The significant changes on the Republican side are cool too (raising the question of whether the emphasis on nonsignificant movement on the Democratic side is the result of chance or of a pro-Democrat bias at McClatchy):

Taken together, this first poll in Iowa since campaigning resumed after a Christmas break showed a dead heat among the three leading Democratic candidates and a volatile clash between the two top Republican rivals there.

And how does the Dec. 26-28 survey reveal a "volatile clash" on one side but not on the other?

Huckabee's support dropped 8 percentage points* since the last McClatchy/MSNBC poll Dec. 3-6.

A major reason is that he has come under sharp criticism from rivals such as Romney, been blistered as a tax raiser in a $500,000 ad campaign aired by the anti-tax group Club For Growth, and faced new scrutiny by the media of his Arkansas record on such issues as pardons.

Couple problems here. The Huckabee change is starting to look big (not necessarily significant; at 95% confidence, in a sample this size, 23% and 31% could both be non-chance reflections of 27% support in the whole population, for example). It's worth mentioning, with a caution that it falls short at conventional confidence levels. What we can't do -- surveys only measure what they measure -- is say why the change is taking place. The bit about "sharp criticism" and fresh media scrutiny isn't "poll says," it's "writer guesses." It might be a good guess and it might not, but it doesn't have anything to do with the survey results. It's fine to point out the correlation, but it's dishonest to proclaim a cause.

But we're missing some more interesting stuff too. McCain's support has grown significantly, and there's a significant decline in the number of Republicans plumping for "undecided." Both those are worth talking about, even if they don't fit the conventional story line.

Finally, somebody needs to be chastised for this:

Poll: Bhutto doesn't add to terror issue

DES MOINES, Iowa -- The assassination of former Pakistani Prime Minister Benazir Bhutto did not raise the profile of terrorism as an issue in the U.S. presidential campaign in Iowa, according to a new McClatchy-MSNBC poll.

"People are still voting on what they were voting on a week ago," said Brad Coker, pollster for Mason-Dixon Polling & Research.

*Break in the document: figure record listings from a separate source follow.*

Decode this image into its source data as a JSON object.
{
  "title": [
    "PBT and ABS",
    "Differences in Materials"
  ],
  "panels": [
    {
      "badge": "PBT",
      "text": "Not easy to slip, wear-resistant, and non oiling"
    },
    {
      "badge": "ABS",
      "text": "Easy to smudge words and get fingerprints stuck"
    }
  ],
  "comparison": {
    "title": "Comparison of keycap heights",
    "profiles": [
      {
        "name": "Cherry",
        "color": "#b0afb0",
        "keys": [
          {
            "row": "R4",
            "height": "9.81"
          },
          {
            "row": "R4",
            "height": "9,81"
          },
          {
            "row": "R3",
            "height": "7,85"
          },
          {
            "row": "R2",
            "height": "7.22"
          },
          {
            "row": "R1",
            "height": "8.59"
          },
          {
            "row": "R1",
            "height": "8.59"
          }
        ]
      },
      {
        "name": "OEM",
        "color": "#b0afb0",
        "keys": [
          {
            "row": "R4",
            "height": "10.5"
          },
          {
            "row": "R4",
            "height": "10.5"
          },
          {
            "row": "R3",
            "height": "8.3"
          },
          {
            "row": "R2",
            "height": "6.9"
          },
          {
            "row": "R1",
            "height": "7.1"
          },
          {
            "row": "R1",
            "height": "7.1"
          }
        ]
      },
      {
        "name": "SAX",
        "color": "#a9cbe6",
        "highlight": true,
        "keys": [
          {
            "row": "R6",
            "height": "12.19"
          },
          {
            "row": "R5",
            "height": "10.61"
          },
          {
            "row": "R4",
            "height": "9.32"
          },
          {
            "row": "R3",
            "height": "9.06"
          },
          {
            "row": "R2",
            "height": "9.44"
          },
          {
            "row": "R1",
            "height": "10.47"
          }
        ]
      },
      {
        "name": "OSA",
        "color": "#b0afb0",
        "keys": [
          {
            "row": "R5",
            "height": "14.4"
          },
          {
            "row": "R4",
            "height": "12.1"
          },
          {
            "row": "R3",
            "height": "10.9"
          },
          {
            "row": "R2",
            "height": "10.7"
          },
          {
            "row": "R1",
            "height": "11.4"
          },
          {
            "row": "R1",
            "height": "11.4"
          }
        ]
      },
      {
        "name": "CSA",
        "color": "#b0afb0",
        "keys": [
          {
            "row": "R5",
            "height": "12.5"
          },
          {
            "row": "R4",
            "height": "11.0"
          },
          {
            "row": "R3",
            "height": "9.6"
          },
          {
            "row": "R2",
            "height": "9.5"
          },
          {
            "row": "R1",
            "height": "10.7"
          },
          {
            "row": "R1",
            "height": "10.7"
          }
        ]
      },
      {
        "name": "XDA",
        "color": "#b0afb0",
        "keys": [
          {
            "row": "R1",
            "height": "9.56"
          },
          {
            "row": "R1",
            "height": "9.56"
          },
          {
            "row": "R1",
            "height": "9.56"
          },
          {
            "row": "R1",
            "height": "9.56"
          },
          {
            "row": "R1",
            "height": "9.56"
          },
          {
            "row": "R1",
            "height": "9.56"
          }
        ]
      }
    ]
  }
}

Democrats still rank terrorism a very low priority. The survey found 5 percent of Iowa Democrats calling it their top concern, up from 1 percent earlier in the month, but with virtually no change during three nights of poll calls that started the evening before the assassination and continued the next two evenings when news of the murder dominated national media.

Aaaaaaaaaaaaaaaaaaaaaaaaaagh. One, you can't compare the priorities of Democrats and Republicans because you're not asking them the same questions. Two, the poll doesn't address whether the assassination "raised the profile of terrorism as an issue" (2A, it was already in the field for a day before the assassination, and 2B, the poll doesn't measure the "profile of terrorism as an issue"); that's a guess you can attribute to the guesser, but not to the data. Three, you're not measuring whether Democrats rank terrorism as a low priority. You're only measuring whether it's their highest priority. If (among the likely-attendee Democrats with land lines who were called during the second and third nights of the survey and had heard of the assassination) the assassination had moved "terrorism" up to the second priority for half your voters, it's become a lot more salient, but you have no way of knowing it.

We're always open to good arguments for less attention to polls, and this particular poll is one. But as long as we're going to spend the time and the space -- and the not-inconsiderable amounts of money it costs to run a random telephone sample in the era of the 20% response rate -- the least we can do is be honest with the data. McClatchy is failing at that, and member papers are, at the least, guilty of failing to insist on fundamental accuracy. Both camps need to shape up. Particularly if you've already declared a bias, try not to compound it with cluelessness.

* 9 points, according to the earlier report, but who's counting?